Prawdziwymi szczęściarzami są ci rodzice, których dzieci nigdy nie przeżyły kolki. Podobno jest to dla malucha taki ból, którego nie da się porównać do niczego innego. Zdrowe dziecko nagle zaczyna płakać. I to nie tak zwyczajnie ale tak, jakby ktoś obdzierał je ze skóry. Rodzic dwoi się i troi by zrozumieć, jaki jest powód tego płaczu i jak mu zapobiec i dopiero dzięki analizie, metodą prób i błędów dociera w końcu do momentu, w którym stwierdza, że to kolka niemowlęca.
Przyczyn jej pojawiania się może być naprawdę wiele. Przestraszeni rodzice doszukują się nawet tych psychologicznych, ale tak naprawdę nie wiadomo to końca co jednoznacznie wywołuje kolkę niemowlęcą. Mało tego, nie każdy ból brzuszka, to od razu kolka.
Czy kolka niemowlęca to problem, z którym można walczyć?
Jak najbardziej. Maluszek, który ma takie brzuszkowe problemy jest przestraszony. Najlepiej więc wówczas wziąć go na ręce, i przytulić. Trzeba jednak pamiętać, że choć sposobów na kolkę jest sporo, to jednak na każde dziecko zadziała coś innego. Warto więc wypróbować wszystkie. Od naturalnych, po te farmaceutyczne.
- Masuj i rozgrzewaj brzuszek. U nas to nawet działało, choć nie wykluczało kolek całkowicie. Wlewałam do termoforu ciepłej wody. Przekładałam sobie Mikołaja przez ramię, na którym wcześniej ułożyłam miękki termoforek. Dodatkowo głaskałam go też po pleckach i mocno przytulałam.
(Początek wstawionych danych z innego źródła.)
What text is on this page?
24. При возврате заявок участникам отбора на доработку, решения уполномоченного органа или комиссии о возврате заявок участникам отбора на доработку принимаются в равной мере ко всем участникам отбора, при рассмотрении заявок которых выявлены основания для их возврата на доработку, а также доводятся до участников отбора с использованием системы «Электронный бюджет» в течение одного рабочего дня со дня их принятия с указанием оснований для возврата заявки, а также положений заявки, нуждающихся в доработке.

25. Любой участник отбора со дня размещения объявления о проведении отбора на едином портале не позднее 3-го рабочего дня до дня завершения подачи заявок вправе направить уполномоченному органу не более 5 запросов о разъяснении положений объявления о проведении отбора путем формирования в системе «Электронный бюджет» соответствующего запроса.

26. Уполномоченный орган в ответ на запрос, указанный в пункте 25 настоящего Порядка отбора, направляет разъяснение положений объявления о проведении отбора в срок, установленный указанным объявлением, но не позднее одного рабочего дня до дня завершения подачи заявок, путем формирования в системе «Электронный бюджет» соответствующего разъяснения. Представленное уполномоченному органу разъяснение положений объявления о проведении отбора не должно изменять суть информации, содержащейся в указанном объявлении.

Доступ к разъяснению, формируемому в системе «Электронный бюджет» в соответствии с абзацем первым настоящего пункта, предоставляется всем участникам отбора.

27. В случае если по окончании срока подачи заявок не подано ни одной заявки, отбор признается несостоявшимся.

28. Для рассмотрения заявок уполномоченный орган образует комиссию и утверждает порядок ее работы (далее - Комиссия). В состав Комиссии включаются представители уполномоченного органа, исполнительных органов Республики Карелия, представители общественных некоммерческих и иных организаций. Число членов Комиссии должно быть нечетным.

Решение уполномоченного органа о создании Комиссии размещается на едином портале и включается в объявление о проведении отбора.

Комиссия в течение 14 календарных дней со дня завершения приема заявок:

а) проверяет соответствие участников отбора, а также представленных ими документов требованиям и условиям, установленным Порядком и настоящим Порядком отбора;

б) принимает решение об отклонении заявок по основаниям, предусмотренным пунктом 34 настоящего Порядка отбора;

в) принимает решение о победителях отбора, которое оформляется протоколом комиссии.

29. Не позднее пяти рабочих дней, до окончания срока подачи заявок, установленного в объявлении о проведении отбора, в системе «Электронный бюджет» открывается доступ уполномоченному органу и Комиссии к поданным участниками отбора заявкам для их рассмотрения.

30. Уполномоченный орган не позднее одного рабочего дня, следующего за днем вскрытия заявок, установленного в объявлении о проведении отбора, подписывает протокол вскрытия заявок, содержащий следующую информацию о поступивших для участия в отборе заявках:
Płakał. Bolało. Ale był jakby dużo spokojniejszy.
- Starałam się uspokajać go też swoim głosem. Często szumiałam po prostu „ szszszzsz” albo „ciiiiiiii” ale czasami też śpiewałam. Widać było, że to sprawiało mu przyjemność i również pomagało się uspokoić.
- Czasem pomagała też ciepła kąpiel. Nalewałam więcej wody niż zwykle tak, by cały brzuszek był zanurzony, choć w najgorszych momentach i tak musiałam szybko wyjmować młodego z wanienki i huśtać, bujać, masować brzuszek.
- Pomagała pierś. Wprawdzie pił wtedy niespokojnie, ale samo jej ssanie sprawiało, że nie płakał a jedynie podkurczał nóżki. To jednak była metoda jedynie na chwilę, moje piersi nie wytrzymałyby takiej dłuższej przeprawy.
- Ostatecznie, zdecydowaliśmy się też na wsparcie środkami farmaceutycznymi. Espupisan czasem pomagał, innym razem nie. Mieliśmy też viburcol ale prawdziwym hitem okazały się w naszym przypadku kropelki Sab Simplex. Musieliśmy je sprowadzać zza granicy ale naprawdę była to gra warta świeczki.
A teraz, kiedy wszystkie koleżanki dookoła i połowa rodziny chodzą na spacery ze swoimi niemowlakami wspomnienia odżywają. Ba – instynkt macierzyński też, choć nie jestem skora do powiększania rodziny. Rozsądek zwycięża. Mimo to, czasem ktoś przychodzi się poradzić. Zapytać co ja robiłam, kiedy moje dzieci męczyła kolka niemowlęca. A ja zawsze daję jedną, główną radę: Musicie to przeżyć! Także wszystkim rodzicom przeżywającym teraz to samo życzę dużo cierpliwości. To się kiedyś skończy.